You are given the root of a binary tree with n nodes where each node in the tree has node.val coins. There are n coins in total throughout the whole tree.

In one move, we may choose two adjacent nodes and move one coin from one node to another. A move may be from parent to child, or from child to parent.

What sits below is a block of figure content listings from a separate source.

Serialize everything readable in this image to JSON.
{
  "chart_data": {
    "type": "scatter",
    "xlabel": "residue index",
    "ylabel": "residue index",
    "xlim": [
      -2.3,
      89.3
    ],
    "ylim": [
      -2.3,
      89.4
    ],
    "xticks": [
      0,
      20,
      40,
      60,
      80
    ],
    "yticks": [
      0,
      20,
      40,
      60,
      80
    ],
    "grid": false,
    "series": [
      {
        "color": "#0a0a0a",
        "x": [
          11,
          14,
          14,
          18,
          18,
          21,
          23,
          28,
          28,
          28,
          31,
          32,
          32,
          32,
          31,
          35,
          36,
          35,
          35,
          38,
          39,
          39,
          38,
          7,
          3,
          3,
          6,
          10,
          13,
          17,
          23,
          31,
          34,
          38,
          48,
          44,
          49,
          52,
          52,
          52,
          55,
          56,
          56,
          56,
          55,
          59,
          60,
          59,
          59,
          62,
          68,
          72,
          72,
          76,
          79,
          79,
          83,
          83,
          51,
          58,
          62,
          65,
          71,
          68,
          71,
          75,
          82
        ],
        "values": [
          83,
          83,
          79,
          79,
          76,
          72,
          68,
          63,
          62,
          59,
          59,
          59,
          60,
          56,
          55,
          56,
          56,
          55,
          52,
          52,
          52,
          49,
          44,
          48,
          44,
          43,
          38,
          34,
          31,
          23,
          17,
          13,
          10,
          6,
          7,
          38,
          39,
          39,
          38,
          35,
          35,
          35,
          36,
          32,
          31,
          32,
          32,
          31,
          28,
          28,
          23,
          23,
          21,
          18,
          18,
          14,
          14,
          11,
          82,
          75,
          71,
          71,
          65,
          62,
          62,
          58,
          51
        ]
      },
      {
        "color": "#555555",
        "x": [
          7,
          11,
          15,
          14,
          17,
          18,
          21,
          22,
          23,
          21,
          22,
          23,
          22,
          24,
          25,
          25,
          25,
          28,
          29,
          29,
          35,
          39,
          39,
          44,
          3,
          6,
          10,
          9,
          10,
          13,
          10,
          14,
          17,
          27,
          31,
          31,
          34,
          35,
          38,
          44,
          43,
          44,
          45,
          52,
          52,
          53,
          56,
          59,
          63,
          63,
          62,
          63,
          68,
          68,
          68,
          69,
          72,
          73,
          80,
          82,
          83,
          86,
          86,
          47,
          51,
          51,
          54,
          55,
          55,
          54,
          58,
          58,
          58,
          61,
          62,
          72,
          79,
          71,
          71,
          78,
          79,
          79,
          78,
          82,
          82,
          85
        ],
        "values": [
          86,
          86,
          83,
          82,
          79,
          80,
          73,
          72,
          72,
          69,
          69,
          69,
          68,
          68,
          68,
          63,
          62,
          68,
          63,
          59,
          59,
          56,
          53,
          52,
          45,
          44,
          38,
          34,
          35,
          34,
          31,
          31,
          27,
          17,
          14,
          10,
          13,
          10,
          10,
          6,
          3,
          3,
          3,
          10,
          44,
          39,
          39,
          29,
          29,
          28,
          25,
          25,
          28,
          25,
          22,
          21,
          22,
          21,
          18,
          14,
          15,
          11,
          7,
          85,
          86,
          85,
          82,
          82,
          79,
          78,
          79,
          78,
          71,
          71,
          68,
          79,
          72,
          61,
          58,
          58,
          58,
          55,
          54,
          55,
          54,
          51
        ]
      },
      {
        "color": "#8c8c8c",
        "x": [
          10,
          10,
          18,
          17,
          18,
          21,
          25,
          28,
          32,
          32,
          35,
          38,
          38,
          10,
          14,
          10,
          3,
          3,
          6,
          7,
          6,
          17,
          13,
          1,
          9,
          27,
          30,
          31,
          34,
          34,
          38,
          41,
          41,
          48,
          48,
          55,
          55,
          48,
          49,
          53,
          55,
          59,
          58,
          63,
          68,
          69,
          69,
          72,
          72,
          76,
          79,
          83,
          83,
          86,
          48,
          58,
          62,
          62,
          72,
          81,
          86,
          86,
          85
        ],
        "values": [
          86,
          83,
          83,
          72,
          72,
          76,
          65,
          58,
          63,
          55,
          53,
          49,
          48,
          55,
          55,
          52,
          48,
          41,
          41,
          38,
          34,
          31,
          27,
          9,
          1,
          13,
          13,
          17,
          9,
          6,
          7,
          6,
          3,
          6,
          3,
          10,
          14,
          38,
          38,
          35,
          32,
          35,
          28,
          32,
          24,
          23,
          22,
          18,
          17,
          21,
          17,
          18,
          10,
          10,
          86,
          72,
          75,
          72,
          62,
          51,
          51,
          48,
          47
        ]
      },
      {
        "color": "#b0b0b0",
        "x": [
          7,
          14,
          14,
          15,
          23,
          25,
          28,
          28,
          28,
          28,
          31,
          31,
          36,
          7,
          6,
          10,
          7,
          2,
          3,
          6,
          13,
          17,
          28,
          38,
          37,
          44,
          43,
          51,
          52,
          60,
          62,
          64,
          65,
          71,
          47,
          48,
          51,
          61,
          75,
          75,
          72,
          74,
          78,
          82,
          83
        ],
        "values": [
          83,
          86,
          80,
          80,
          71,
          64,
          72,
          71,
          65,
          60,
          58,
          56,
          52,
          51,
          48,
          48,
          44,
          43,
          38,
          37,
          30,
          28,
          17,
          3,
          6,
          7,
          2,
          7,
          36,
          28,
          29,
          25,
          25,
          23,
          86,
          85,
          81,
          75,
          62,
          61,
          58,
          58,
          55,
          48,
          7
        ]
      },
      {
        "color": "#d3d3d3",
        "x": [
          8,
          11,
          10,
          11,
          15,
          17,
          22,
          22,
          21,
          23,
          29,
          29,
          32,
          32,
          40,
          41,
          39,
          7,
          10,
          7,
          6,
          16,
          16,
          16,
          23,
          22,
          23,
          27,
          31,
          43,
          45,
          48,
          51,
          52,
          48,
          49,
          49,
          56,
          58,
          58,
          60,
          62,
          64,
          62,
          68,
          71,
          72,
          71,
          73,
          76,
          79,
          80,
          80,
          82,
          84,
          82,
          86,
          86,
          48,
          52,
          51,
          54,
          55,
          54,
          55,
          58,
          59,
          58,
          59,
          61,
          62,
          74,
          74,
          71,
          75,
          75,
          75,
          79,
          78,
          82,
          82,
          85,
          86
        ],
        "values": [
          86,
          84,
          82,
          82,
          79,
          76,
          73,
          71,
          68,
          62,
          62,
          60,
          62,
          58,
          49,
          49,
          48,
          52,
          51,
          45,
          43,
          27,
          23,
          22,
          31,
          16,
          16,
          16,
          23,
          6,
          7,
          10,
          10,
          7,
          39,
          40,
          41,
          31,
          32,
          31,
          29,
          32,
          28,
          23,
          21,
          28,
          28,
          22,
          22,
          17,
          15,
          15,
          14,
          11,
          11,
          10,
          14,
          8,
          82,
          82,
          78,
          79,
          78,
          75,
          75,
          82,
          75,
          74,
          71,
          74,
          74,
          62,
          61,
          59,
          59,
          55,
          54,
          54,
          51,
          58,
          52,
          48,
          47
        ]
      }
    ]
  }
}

Return the minimum number of moves required to make every node have exactly one coin.

Example 1:

Input: root = [3,0,0]Output: 2Explanation: From the root of the tree, we move one coin to its left child, and one coin to its right child.

Example 2:

Input: root = [0,3,0]Output: 3Explanation: From the left child of the root, we move two coins to the root [taking two moves]. Then, we move one coin from the root of the tree to the right child.

Constraints:

• The number of nodes in the tree is n.
• 1 <= n <= 100
• 0 <= Node.val <= n
• The sum of all Node.val is n.

My solution

/**
 * Definition for a binary tree node.
 * function TreeNode(val, left, right) {
 *     this.val = (val===undefined ? 0 : val)
 *     this.left = (left===undefined ? null : left)
 *     this.right = (right===undefined ? null : right)
 * }
 */
/**
 * @param {TreeNode} root
 * @return {number}
 */
var distributeCoins = function(root) {
    let moves = 0;
    
    function dfs(node) {
        if (!node) {
            return 0;
        }
        
        const left = dfs(node.left);
        const right = dfs(node.right);
        
        // console.log(node, moves, left, right);
        
        moves += Math.abs(left) + Math.abs(right);
        
        return left + right + node.val - 1;
    }
    
    dfs(root)
    
    return moves;
};